Polis ablukasının altındaki Galatasaray Meydanı’na gelen binlerce kadın adına açıklamanın Türkçesi Nergiz Şen, Kürtçesi Xûnav Altun tarafından okundu. Şen ile Altun, “Biz kadınlar bugün, Türkiye ve Kürdistan’ın dört bir yanında, kadın cinayetlerine ve erkek-devlet şiddetine karşı direnmek ve hayatlarımızı savunmak için sokaklardayız” diyerek başlayan açıklamada, özellikle AKP iktidarı boyunca kadın cinayetlerinin görünür şekilde arttığını ve sadece 2015’in son on ayında, 236 kadının erkek şiddetiyle katledildiğine dikkat çekildi. Açıklamada, “Bizler ‘Hayır’ dediğimiz, boşanmak istediğimiz, savcılığa şikayette bulunduğumuz, koruma kararı aldığımız, sığınağa başvurduğumuz, erkek şiddetine karşı bağırdığımız, hatta yakınımızdaki kadınlardan destek istediğimiz için yaşamın her alanında ölümle karşı karşıya kalıyoruz” diye kaydedildi.

YAŞAMINI SAVUNAN NEVİN, ÇİLEM, YASEMİN, HASRET’TİZ

Eşitliği fıtrata ters gören, gerici kadın düşmanı politikalarıyla AKP iktidarına karşı kadınların sadece eşit koşullarda yaşam hakkına sahip olabilmek için hayatlarının her anında savaşmak durumunda bırakıldıklarını hatırlatıldığı açıklamada, katilleri yargılamak yerine, onları “tutku derecesinde aşırı sevgi” bahanesiyle aklayan, katillere erkeklik indirimi yapan, yaşam hakkını içe sayan ve her gün cinsiyetçi kararlara imza atan yargıya karşı hayatlarını savunduklarını vurgulandı. Açıklamada “Bizler tecavüze uğramamak, dövülmemek, hatta sadece hayatta kalabilmek için direnen, meşru müdafaa hakkını kullanan, yaşamını savunan Nevin, Çilem, Yasemin, Hasret’tiz. Bizler yaşadığımız hayata ‘artık yeter’ diyen mahkum edilmek istediğimiz hayatlara çevirmek için direnen kadınlarız” diye altı çizildi.

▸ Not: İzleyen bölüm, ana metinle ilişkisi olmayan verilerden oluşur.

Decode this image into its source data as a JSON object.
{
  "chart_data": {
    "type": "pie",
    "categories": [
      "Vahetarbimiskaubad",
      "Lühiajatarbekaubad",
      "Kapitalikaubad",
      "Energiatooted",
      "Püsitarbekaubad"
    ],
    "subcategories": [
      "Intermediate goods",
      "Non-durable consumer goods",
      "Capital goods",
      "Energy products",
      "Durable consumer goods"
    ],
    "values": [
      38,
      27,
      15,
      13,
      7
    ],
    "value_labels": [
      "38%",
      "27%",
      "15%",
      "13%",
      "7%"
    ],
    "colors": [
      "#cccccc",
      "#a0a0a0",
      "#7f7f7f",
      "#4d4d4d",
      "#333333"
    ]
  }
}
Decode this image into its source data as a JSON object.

AMED, SURUÇ, ANKARA’DA BARIŞ TÜRKÜLERİMİZLE KATLEDİLDİK

Her siyasi dönemin kendi katliam tarihini yarattığı, barışın neredeyse hiç egemen olmadığı bu topraklara mahkum edildiklerini hatırlatan açıklamada “Bombalar Diyarbakır, Suruç, Ankara, Beyrut ve Paris’te; hayatlarımızın tam ortasına düşüyor. Daha Diyarbakır’da Lisa’nın yaralarını saramamışken, Suruç’tan Ece’nin, Ankara’da Dilan’ın ve sayısız arkadaşımızın ölüm haberi geldi. Başbakanın aramızda dolaşmasına izin verdiklerini itiraf ettiği canlı bombalarca, içimizde daha güzel yarınların umudunu, dilimizde barış türküleriyle katledildik” denildi.

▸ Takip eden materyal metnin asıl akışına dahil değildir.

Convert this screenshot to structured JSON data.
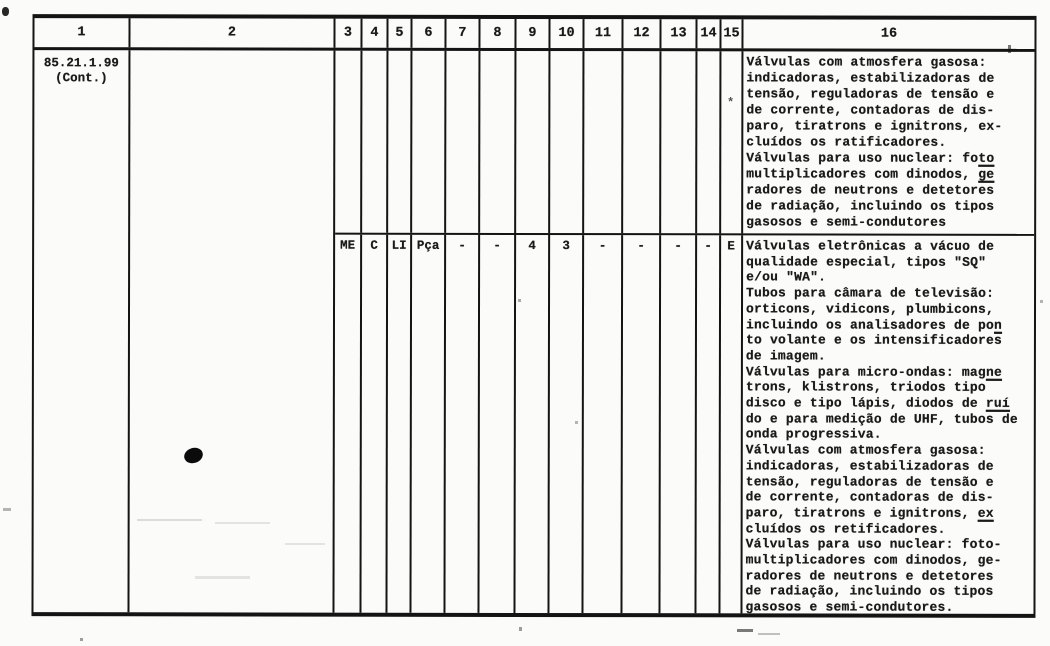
{
  "colors": {
    "paper": "#fbfbf9",
    "ink": "#1a1a1a",
    "grid_line": "#141414"
  },
  "margin_mark": "*",
  "table": {
    "header_columns": [
      "1",
      "2",
      "3",
      "4",
      "5",
      "6",
      "7",
      "8",
      "9",
      "10",
      "11",
      "12",
      "13",
      "14",
      "15",
      "16"
    ],
    "row1": {
      "code_line1": "85.21.1.99",
      "code_line2": "(Cont.)",
      "cells": [
        "",
        "",
        "",
        "",
        "",
        "",
        "",
        "",
        "",
        "",
        "",
        "",
        ""
      ],
      "description_lines": [
        "Válvulas com atmosfera gasosa:",
        "indicadoras, estabilizadoras de",
        "tensão, reguladoras de tensão e",
        "de corrente, contadoras de dis-",
        "paro, tiratrons e ignitrons, ex-",
        "cluídos os ratificadores.",
        "Válvulas para uso nuclear: fo[u]to[/u]",
        "multiplicadores com dinodos, [u]ge[/u]",
        "radores de neutrons e detetores",
        "de radiação, incluindo os tipos",
        "gasosos e semi-condutores"
      ]
    },
    "row2": {
      "cells": [
        "ME",
        "C",
        "LI",
        "Pça",
        "-",
        "-",
        "4",
        "3",
        "-",
        "-",
        "-",
        "-",
        "E"
      ],
      "description_lines": [
        "Válvulas eletrônicas a vácuo de",
        "qualidade especial, tipos \"SQ\"",
        "e/ou \"WA\".",
        "Tubos para câmara de televisão:",
        "orticons, vidicons, plumbicons,",
        "incluindo os analisadores de po[u]n[/u]",
        "to volante e os intensificadores",
        "de imagem.",
        "Válvulas para micro-ondas: mag[u]ne[/u]",
        "trons, klistrons, triodos tipo",
        "disco e tipo lápis, diodos de [u]ruí[/u]",
        "do e para medição de UHF, tubos de",
        "onda progressiva.",
        "Válvulas com atmosfera gasosa:",
        "indicadoras, estabilizadoras de",
        "tensão, reguladoras de tensão e",
        "de corrente, contadoras de dis-",
        "paro, tiratrons e ignitrons, [u]ex[/u]",
        "cluídos os retificadores.",
        "Válvulas para uso nuclear: foto-",
        "multiplicadores com dinodos, ge-",
        "radores de neutrons e detetores",
        "de radiação, incluindo os tipos",
        "gasosos e semi-condutores."
      ]
    }
  }
}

SIĞINAKSIZ BİR DÜNYA İÇİN MÜCADELE EDİYORUZ

Kürdistan’ın dört bir yanını saran devlet terörünün lanetlendiği açıklamada, Silvan’da duvara, “devlet her yerde, kızlar biz geldik, ininize girdik” yazan, kadını düşman, kadın bedenini işgal alanı, savaşı da tecavüz olarak algılayan erkek zihniyetinin ta kendisi olduğunu vurgulandı. İşte bu zihniyetin bugün Kürdistan topraklarında, Şengal Dağları’nda işgal ettiğini kaydedildiğini açıklama, şunlar belirtildi: “Biz, bugün katil tecavüzcü IŞİD çetelerine ve IŞİD’leşen devlet güçlerine karşı kadınları, halkını, kendi hayatlarını, kimliğini, dilini ve kültürünü savunurken katledilen ve çırılçıplak soyulan bedeni sokaklarda teşhir edilen Ekin Wan için sokaklardayız. Bizler, yaşadığımız hayatları tacizle, tecavüzle, şiddetle ve baskının türlü biçimleriyle bir çıkmaza sürüklenen; kurtulmak için her çırpındığımızda bizleri biat etmeye zorlayan; reddettiğimizde öldürülen ya da ölümü dayatan erkeklere, onunla işbirliği içinde olan devlete karşı direniyoruz, hayatlarımızı savunuyor, şiddetsiz ve sığınaksız bir dünya için mücadele ediyoruz.”

Açıklamanın ardından meydanda hayal çeken kadınlar, eylemi “Dünya yerinden oynar, kadınlar özgür olsa” sloganlarıyla sona erdirdi.